After speaking at a ceremony last week at a ceremony in Cape Town to celebrate winning the Templeton Prize in 2103, the former Anglican archbishop of Cape Town earned criticism from the current government for his comments, which also stirred support for him
The Cabinet of South African President Jacob Zuma dismissed claims made by Archbishop Emeritus Desmond Tutu that South Africa is one of the most violent nations.
"Research has confirmed that people in South Africa are feeling safer now than during the apartheid days," said acting Cabinet spokesperson Phumla Williams on Sunday.
"This is a direct result of the implementation of the policies and strategies by the South African Police Service. These include high police visibility and swift responses to criminal activities."
Tutu had said Thursday that South Africa has become one of the most violent societies on earth and its citizens need to face up to changes that have taken place since apartheid and regain its spirit of compassion.
"Very simply, we are aware we've become one of the most violent societies. It's not what we were, even under apartheid," Tutu said at a ceremony in Cape Town to celebrate winning the Templeton Prize.
The 81-year-old peace campaigner won the $1.7 million prize for his life-long work in advancing spiritual principles such as love and forgiveness to help to liberate people around the world, the John Templeton Foundation said on April 4.
During the last three decades of the 20th century he campaigned vigorously against South Africa's racist ideology, but showed compassion to both sides in the struggle.
"We can't pretend we have remained at the same heights and that's why I say please, for goodness sake, recover the spirit that made us great."
Cabinet spokesperson Williams said that according to police statistics, the level of violent crimes in the country has dropped significantly.
"Archbishop Tutu should be acknowledging the strides that government has made since the attainment of democracy, and also encourage religious leaders and other key stakeholders to work with government in combating crime," she said.
Williams added that the justice, crime prevention and security cluster ministers signed an agreement with President Jacob Zuma in 2010, to help ensure all South African's feel safe.
Springing to Tutu's defense Sunday was one of his successors as Anglican leader in southern Africa, Rev. Thabo Makgoba, the Archbishop of Cape Town. He wrote an opinion piece for South Africa's Independent Newspapers in support of Tutu's unstinting quest for forgiveness, quoting the late South African Communist Party leader Chris Hani:
"What we need in South Africa is for egos to be suppressed in favour of peace. We need to create a new breed of South Africans who love their country and love everybody, irrespective of their colour," wrote Makgoba, who also cut his theological teeth in the struggle against apartheid.
The Archbishop of Cape Town likened the Templeton Prize to a "spiritual Nobel"
Makgoba referred to some of the controversy since the death of former British Prime Minister Margaret Thatcher whom he said in mostly remembered in South Africa for calling South Africa's now ruling African National Congress party as a "typical terrorist organisation" during the apartheid era.

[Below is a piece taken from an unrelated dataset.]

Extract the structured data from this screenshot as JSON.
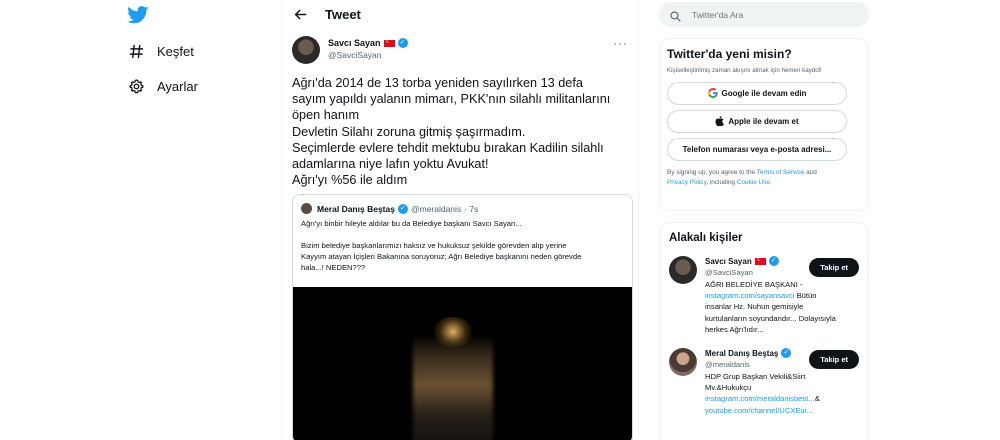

"Stirring up strong emotions is one thing, but I was shocked to hear of parties organised to celebrate her death – and was glad these were condemned even by her strongest political opponents.
"It's not that we must uncritically 'love' all that Thatcher was and did. But it helps no-one if we dehumanise those with whom we disagree.
"The Arch [as Tutu is popularly referred to as in South Africa] has often told us that we must not reduce others to 'monsters', however awful their actions: first, because it actually makes them less responsible for their actions, and second, because it denies the possibility of redemptive hope," wrote Makgoba.
He added that accepting the existence of redemptive hope everywhere enables people to "deal with life honestly, maturely, constructively, and rationally" as the Templeton Prize supports.